Il programma propone anzitutto un allenamento, ripetibile quante volte si vuole, che permette anche di rendersi conto della struttura del video-colloquio. In pratica per ogni domanda viene indicato il tempo che si ha a disposizione per:

  • Leggere la domanda
  • Preparare la risposta
  • Registrare la risposta

Quando si ritiene di essere pronti si può passare al colloquio vero e proprio, che può essere preceduto da una presentazione dell’azienda, della posizione etc

 Che cosa raccomando?

Anzitutto non sottovalutare questo step di selezione: come prima cosa sfruttate fino in fondo la possibilità di “allenarsi”. Tenete ben presente che, a differenza di un colloquio di presenza o via Skype, qui non c’è la possibilità di rettificare, puntualizzare: dovete rispondere nel tempo prescritto. Non pensate “quest’informazione la darò al colloquio di presenza: potrebbe non esserci….

Presenza E’ un colloquio di lavoro, per cui valgono le solite prescrizioni in materia di abbigliamento. In più un ambiente professionale o neutro. Postura composta, non rigida, tono di voce normale come volume e velocità.  Nei limiti della possibile espressione distesa.
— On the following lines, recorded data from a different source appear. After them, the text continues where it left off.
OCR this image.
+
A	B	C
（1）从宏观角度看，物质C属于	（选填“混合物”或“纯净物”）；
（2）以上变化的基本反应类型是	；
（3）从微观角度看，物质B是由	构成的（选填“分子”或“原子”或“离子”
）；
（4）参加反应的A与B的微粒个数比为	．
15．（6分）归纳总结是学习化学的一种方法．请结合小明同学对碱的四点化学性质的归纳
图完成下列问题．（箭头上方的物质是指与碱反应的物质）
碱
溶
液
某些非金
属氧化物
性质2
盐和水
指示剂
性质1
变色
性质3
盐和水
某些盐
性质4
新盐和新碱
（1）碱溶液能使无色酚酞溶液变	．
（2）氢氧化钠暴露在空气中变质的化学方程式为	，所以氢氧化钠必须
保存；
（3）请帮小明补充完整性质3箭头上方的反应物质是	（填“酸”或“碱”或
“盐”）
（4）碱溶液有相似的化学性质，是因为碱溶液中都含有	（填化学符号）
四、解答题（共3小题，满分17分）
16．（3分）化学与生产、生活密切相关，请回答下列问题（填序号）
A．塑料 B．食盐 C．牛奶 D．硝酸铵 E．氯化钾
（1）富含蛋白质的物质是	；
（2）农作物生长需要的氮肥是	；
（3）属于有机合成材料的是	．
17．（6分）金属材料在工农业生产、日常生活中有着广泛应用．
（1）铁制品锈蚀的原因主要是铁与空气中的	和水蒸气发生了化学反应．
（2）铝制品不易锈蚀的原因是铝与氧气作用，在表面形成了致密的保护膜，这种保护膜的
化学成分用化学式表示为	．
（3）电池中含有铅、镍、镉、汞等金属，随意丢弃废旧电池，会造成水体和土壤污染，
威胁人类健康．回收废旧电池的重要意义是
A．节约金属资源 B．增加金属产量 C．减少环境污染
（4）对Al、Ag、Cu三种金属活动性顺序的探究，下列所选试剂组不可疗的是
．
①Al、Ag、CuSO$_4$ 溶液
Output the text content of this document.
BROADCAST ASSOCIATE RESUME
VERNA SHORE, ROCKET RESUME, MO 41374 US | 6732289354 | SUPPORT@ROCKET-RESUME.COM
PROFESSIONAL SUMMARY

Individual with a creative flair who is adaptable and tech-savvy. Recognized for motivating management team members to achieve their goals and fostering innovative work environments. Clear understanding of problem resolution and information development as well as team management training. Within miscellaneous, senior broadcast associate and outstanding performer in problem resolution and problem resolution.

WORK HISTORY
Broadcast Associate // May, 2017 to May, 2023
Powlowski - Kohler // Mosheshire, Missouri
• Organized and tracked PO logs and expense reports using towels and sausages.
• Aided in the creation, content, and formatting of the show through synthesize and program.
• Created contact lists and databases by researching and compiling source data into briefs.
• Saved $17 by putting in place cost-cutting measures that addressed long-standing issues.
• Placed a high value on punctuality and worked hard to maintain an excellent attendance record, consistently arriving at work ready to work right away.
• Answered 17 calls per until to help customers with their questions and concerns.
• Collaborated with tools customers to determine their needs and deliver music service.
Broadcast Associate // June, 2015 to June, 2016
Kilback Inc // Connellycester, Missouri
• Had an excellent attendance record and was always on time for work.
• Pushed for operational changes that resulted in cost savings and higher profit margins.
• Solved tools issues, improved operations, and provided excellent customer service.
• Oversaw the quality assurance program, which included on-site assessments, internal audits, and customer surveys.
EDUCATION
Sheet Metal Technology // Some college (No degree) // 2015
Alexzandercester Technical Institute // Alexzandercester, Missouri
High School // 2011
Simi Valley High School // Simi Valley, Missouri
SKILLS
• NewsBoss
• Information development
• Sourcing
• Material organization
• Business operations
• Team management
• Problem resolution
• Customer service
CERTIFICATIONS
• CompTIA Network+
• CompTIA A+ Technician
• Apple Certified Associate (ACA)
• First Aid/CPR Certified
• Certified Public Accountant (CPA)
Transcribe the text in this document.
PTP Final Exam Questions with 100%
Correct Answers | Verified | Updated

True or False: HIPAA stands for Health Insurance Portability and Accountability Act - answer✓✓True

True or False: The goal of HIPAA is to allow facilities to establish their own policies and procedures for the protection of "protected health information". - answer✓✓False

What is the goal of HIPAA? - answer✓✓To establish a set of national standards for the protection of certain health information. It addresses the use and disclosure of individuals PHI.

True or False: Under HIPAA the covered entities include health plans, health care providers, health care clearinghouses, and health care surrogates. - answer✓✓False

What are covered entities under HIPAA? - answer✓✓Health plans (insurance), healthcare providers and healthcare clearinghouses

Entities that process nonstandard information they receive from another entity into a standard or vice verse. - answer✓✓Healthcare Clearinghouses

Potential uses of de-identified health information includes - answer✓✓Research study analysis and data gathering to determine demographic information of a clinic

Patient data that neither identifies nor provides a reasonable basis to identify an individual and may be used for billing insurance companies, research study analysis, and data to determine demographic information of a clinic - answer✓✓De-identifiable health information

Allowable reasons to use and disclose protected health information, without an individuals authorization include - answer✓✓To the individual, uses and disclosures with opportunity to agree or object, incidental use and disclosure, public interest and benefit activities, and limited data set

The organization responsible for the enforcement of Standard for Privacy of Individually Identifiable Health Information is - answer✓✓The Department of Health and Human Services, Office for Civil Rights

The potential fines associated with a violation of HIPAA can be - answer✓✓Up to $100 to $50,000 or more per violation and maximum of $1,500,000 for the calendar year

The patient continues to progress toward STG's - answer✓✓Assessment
 Preparazione: documentarsi il più possibile sull’azienda (sito, altre fonti) e sulla posizione: rileggere con attenzione l’annuncio (se c’è), cercando (se non l’avete già fatto) di identificare le parole chiave. Tenetevi pronti a rispondere (con un minuto o poco più a disposizione) a domande del tipo “Si descriva”, “Perché è motivato a questa posizione” “Perché è il candidato ideale” e simili. Attenzione a domande apparentemente innocue: potrebbero mirare a valutare tratti della vostra personalità (competenze orizzontali o soft skill).

 In definitiva per molti una situazione nuova, da affrontare con serenità e con approfondita preparazione.  Se necessario i miei candidati vengono accuratamente  preparati ad affrontare questo nuovo strumento di selezione.